According to Anthropic, testing confirmed that less advanced rival models on the market, like GPT-5.5 and Kimi K2.7, “could identify the same vulnerabilities as Fable 5 did in the report.” That confirmed that “the reported technique did not expose any unique Mythos-level cyber capabilities,” Anthropic said, and “only involved routine defensive cybersecurity work.” 据 Anthropic 称,测试证实市场上其他较不先进的竞争模型(如 GPT-5.5 和 Kimi K2.7)“也能识别出报告中 Fable 5 所发现的相同漏洞”。Anthropic 表示,这证实了“所报告的技术并未暴露任何独特的 Mythos 级网络能力”,且“仅涉及常规的防御性网络安全工作”。

“Even so, we moved quickly to address the reported bypass,” Anthropic wrote. That jailbreak method is currently blocked in over 99 percent of cases, Anthropic said. However, tightening safeguards came with a “trade-off” that may cause some benign prompts to be blocked “during routine coding and debugging tasks,” the company acknowledged. “即便如此,我们还是迅速采取行动解决了所报告的绕过问题,”Anthropic 写道。Anthropic 表示,该越狱方法目前在超过 99% 的情况下已被拦截。然而,该公司承认,加强防护措施带来了一种“权衡”,可能会导致一些良性提示在“常规编码和调试任务中”被拦截。

“Working closely with the government, we trained an improved safety classifier that targets and blocks the behavior described in the report,” Anthropic said. “Users will be notified if a request to Fable 5 is blocked, and the request will instead be sent to Opus 4.8.” “通过与政府密切合作,我们训练了一个改进的安全分类器,专门针对并拦截报告中描述的行为,”Anthropic 表示。“如果用户对 Fable 5 的请求被拦截,系统会通知用户,并将该请求转交给 Opus 4.8 处理。”

Of course, Anthropic’s new classifier, which helps avoid uniquely dangerous attacks on the models, can make “mistakes,” Anthropic said. The company has long maintained that it’s “probably impossible” to build a model fully “impervious” to jailbreaks, but by ramping up red-teaming, Anthropic hopes to “ensure that we and our safety partners will be the first to find major jailbreaks and fix them before malicious actors can use them for harm.” 当然,Anthropic 表示,这个有助于避免模型遭受独特危险攻击的新分类器也可能会犯“错误”。该公司长期以来一直坚持认为,构建一个完全“不受”越狱影响的模型“几乎是不可能的”,但通过加强红队测试,Anthropic 希望“确保我们和我们的安全合作伙伴能率先发现重大越狱漏洞,并在恶意行为者利用它们造成伤害之前将其修复”。

The attack Amazon flagged currently works only in a “very small fraction of cases,” where “the model may provide information that isn’t detailed enough to help a cyberattacker,” Anthropic said. By being “cautious,” Anthropic said that “the vast majority of jailbreaks will not successfully unblock dangerous behaviors” and will be “very costly and high-effort to produce.” Anthropic 表示,亚马逊标记的攻击目前仅在“极少数情况下”有效,且“模型提供的信息可能不足以帮助网络攻击者”。通过保持“谨慎”,Anthropic 表示“绝大多数越狱尝试都无法成功解锁危险行为”,且“实施成本极高,难度极大”。

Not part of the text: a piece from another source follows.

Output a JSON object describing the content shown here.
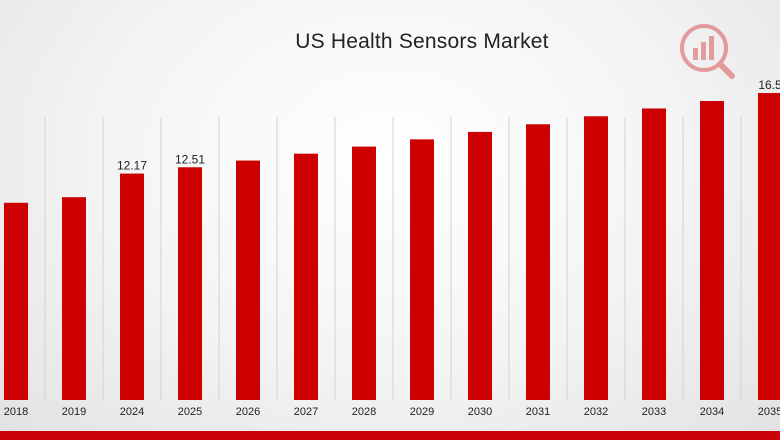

“Even if a jailbreak is successful, our extra layers of defense”—which requires some blocking of benign requests—“provide additional mitigation,” the company said. 该公司表示:“即使越狱成功,我们额外的防御层——尽管需要拦截一些良性请求——也能提供额外的缓解作用。”

Anthropic’s plan to score jailbreaks

Anthropic 的越狱评分计划

Anthropic’s blog post seems to downplay the threat that Amazon identified as less risky than what it considers the greatest threat to governments: universal jailbreaks that can unlock a wide range of vulnerabilities and enable unforeseeable attacks. Anthropic 的博客文章似乎淡化了亚马逊所识别出的威胁,认为其风险低于政府所面临的最大威胁:即能够解锁广泛漏洞并引发不可预见攻击的“通用越狱”。